Нюре шёл девятнадцатый. Ему вот-вот тридцать. Да ещё и женат был. Да ещё и сын есть.
Но что эти одиннадцать лет для Нюры, и что с того, что женат был, что сын у него есть? Запал он в душу молоденькой девушке, очень расстроилась, когда узнала, что уехал из слободы. И как же обрадовалась она его возвращению! Потом часто, уже будучи в довольно пожилом возрасте, вспоминала их первое свидание. Декабрь 1945 года. Был мороз. Она надела модные тогда блестящие резиновые сапожки на байковой подкладке, плюшевую куртку, доставшуюся ей от старшей сестры Паши, не дожившей до Дня Победы всего неделю. Сапожки были малы и Нюра не могла надеть даже тёплые вязанные носки, поэтому очень быстро замёрзла. Но терпела, и уходить ей не хотелось.
- Ты замёрзла? - спросил Санько.
- Нет! – Хотела сказать Нюра, и не могла, так как дрожала от холода.
Вспоминая первое свидание, Нюра будучи уже взрослой, удивлялась:
- И что он во мне нашёл? Он красавцем был, а я… Волосы у меня редкие и мягкие, красивой причёски никогда не было, кожа на ногах гусиная, ноги большие, 39-й размер… Та и одеждой выделиться не могла, ничего не было у меня. А в деревне столько красивых женщин и все на него заглядывались.
- А почему это твою мать зовут бабка Приська, она же Ефросиния, Фрося, значит? – удивлялся Александр.

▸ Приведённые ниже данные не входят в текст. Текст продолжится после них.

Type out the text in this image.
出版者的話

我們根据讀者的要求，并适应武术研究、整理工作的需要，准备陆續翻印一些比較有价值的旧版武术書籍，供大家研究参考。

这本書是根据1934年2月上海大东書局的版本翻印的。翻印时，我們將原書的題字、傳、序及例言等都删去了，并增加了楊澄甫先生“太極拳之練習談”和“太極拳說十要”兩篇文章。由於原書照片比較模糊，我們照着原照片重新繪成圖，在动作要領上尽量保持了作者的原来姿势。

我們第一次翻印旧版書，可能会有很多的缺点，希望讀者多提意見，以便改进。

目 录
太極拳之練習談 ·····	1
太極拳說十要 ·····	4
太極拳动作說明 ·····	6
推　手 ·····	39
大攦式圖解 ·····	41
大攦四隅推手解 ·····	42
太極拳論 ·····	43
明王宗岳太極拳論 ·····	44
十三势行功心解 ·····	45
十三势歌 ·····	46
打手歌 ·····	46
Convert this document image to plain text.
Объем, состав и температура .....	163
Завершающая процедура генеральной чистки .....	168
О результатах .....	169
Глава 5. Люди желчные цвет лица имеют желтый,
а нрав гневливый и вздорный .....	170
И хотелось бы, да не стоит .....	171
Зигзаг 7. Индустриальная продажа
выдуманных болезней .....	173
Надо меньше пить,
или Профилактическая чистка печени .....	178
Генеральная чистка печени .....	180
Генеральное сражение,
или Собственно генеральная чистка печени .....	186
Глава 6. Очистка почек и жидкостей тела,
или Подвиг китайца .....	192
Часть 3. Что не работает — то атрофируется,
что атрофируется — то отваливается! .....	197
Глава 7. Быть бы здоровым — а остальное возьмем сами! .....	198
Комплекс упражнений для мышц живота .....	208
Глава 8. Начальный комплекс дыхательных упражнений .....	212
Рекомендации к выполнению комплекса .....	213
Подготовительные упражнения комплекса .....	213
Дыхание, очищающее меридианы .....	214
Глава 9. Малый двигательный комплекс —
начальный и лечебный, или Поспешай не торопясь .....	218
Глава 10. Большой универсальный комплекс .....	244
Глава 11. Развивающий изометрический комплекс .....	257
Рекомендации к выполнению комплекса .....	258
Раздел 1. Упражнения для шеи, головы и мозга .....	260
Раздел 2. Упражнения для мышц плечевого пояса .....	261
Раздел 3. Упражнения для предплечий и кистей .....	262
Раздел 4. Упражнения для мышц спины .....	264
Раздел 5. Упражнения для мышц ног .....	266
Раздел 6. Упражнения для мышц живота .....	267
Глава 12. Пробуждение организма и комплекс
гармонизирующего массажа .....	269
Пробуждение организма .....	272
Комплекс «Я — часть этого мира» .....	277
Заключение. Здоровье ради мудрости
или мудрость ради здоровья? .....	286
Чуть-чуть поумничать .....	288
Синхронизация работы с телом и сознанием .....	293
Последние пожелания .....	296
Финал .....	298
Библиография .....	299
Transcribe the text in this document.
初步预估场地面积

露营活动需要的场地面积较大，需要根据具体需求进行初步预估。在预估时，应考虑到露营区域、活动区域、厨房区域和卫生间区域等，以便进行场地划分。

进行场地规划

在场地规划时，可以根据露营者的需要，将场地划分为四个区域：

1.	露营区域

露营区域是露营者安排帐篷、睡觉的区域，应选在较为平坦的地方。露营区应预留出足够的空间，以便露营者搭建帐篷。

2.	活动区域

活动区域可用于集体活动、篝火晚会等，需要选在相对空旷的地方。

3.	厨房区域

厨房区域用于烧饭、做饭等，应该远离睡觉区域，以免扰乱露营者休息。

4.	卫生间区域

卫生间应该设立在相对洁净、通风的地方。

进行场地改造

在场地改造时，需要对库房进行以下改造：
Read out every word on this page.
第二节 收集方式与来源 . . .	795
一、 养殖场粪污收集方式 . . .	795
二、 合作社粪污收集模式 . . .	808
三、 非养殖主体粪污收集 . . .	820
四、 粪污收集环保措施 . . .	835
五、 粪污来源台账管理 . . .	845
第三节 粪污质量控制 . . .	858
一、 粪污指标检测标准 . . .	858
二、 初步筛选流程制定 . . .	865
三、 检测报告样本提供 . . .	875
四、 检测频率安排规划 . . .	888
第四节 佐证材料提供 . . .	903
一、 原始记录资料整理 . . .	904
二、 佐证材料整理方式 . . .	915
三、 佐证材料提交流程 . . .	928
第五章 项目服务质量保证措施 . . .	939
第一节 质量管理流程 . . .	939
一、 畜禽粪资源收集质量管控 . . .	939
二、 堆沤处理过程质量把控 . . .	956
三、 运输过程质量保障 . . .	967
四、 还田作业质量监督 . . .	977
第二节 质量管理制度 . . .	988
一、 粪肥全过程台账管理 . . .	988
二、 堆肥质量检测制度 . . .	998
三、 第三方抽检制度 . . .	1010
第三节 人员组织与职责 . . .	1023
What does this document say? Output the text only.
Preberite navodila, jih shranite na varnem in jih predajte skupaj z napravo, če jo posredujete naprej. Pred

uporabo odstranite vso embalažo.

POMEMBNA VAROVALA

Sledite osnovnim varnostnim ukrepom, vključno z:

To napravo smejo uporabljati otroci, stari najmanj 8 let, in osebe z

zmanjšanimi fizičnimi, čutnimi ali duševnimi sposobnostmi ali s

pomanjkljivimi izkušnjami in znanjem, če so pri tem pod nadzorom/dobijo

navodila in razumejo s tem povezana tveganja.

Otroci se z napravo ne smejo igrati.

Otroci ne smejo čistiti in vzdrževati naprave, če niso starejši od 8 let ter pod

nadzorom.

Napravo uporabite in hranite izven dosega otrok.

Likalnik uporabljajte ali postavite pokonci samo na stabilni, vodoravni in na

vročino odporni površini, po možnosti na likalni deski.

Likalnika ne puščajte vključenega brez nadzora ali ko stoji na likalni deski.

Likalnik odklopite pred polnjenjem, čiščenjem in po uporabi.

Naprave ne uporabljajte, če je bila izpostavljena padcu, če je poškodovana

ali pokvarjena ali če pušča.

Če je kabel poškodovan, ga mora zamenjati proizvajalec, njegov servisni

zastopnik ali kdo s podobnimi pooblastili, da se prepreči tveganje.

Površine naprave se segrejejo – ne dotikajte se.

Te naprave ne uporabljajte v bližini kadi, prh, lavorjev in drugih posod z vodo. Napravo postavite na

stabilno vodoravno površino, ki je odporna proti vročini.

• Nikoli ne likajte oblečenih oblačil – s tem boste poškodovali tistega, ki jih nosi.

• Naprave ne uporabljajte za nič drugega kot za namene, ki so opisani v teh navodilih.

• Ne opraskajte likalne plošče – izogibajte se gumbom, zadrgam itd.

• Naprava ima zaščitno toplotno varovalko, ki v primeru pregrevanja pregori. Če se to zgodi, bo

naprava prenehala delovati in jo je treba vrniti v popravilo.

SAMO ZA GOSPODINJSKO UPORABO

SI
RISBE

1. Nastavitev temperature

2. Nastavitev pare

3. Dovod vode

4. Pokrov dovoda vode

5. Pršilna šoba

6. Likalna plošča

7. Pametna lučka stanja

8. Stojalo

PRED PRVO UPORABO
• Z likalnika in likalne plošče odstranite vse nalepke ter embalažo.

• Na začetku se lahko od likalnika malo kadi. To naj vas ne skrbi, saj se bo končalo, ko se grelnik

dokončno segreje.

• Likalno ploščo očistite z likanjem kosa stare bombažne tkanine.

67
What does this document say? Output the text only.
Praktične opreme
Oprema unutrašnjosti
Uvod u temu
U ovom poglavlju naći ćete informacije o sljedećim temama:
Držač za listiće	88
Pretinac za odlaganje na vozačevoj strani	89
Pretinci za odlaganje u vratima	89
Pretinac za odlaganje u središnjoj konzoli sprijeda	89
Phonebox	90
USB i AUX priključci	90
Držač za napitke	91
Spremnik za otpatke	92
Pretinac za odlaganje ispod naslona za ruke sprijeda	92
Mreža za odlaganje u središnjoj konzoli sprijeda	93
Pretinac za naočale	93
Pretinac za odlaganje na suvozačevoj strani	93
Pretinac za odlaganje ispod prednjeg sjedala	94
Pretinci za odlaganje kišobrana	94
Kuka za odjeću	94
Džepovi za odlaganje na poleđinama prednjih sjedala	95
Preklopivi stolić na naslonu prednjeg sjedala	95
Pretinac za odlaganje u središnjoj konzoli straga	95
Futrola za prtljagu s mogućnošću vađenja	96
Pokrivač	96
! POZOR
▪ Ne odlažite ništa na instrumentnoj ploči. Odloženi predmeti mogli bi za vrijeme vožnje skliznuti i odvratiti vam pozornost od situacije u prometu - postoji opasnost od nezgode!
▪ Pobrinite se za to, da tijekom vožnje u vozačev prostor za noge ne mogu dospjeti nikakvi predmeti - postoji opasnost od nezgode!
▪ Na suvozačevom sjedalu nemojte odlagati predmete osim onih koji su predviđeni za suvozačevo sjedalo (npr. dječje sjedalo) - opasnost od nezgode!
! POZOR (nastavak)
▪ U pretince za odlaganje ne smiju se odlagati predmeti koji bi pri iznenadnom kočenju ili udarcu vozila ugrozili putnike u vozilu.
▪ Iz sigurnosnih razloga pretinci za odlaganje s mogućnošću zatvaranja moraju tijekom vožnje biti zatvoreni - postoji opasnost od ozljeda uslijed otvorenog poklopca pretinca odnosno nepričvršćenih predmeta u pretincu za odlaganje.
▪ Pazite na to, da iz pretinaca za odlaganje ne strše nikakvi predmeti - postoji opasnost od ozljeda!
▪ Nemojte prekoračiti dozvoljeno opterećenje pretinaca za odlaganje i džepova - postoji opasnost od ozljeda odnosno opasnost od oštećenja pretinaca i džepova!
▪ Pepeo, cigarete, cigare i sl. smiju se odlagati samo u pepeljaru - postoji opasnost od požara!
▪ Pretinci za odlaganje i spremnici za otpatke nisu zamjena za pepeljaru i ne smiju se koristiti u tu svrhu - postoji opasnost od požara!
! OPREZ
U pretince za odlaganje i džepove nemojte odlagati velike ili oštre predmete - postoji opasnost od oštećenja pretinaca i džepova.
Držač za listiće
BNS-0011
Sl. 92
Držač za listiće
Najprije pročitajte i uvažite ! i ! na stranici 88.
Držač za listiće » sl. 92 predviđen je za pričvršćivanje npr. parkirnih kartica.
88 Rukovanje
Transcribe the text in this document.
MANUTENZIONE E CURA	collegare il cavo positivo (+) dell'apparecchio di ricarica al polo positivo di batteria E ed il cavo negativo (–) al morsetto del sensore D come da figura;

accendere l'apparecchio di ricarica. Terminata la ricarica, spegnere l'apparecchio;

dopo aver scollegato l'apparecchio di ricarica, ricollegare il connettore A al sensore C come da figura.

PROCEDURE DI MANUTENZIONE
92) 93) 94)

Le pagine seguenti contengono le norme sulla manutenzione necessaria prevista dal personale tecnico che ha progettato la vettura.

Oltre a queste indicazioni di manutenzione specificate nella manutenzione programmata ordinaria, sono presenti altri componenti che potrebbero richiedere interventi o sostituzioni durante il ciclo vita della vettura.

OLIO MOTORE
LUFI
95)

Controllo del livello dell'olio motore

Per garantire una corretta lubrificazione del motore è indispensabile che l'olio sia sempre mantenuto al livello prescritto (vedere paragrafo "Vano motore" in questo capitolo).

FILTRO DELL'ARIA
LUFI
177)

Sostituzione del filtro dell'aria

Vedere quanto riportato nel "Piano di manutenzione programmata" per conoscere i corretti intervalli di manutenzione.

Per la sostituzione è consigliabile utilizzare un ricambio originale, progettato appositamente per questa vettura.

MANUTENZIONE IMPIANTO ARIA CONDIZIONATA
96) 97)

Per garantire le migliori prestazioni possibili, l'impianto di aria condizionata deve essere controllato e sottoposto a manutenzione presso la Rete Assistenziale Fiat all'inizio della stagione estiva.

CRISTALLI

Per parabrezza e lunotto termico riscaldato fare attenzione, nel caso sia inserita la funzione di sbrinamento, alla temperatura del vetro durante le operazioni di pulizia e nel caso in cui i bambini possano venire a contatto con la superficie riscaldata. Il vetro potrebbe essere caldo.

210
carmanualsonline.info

- Правильно, маму Ефросиния зовут, а по домашнему – Приська, - ответила Нюра, - Вот и я – Анна, а зовут все Нюрка. Да и ты точно также: Александр, а зовут Шурка и Санько. Так же и маму мою Приськой зовут почему-то. Фросей никто не зовёт.
В Большой Крепке его все звали Санько, вместо привычного для него – Шурка.
Вскоре Санько и Нюра поженились.
Александра назначили заведующим отделения второй бригады колхоза «Рассвет», и выделили ему небольшой домик для жилья в бывшей помещичьей усадьбе, где находилось отделение бригады.
Здесь и дочка у них с Нюрой родилась, Аллой назвали.
Но недолго Санько ходил в колхозных начальниках, чуть больше двух лет. Его лихой характер, не приемлемый лжи и лести, умеющий прямо и не таясь ответить на подлость любому, в том числе и руководителям, не позволили ему задержаться на этой должности. Мало того, возникший конфликт с бригадиром Кирсаном, закончился для Санька печально: два года он получил за то, что стукнул бригадира, уважаемого человека и коммуниста, по морде. Колхозники шептались: «Было за что», но вслух никто ничего не говорил и не поддержал. Кто такой Санько для них? Да никто! Такой же, как и они. А Кирсан? Ооооо! Это начальник, от него много зависит.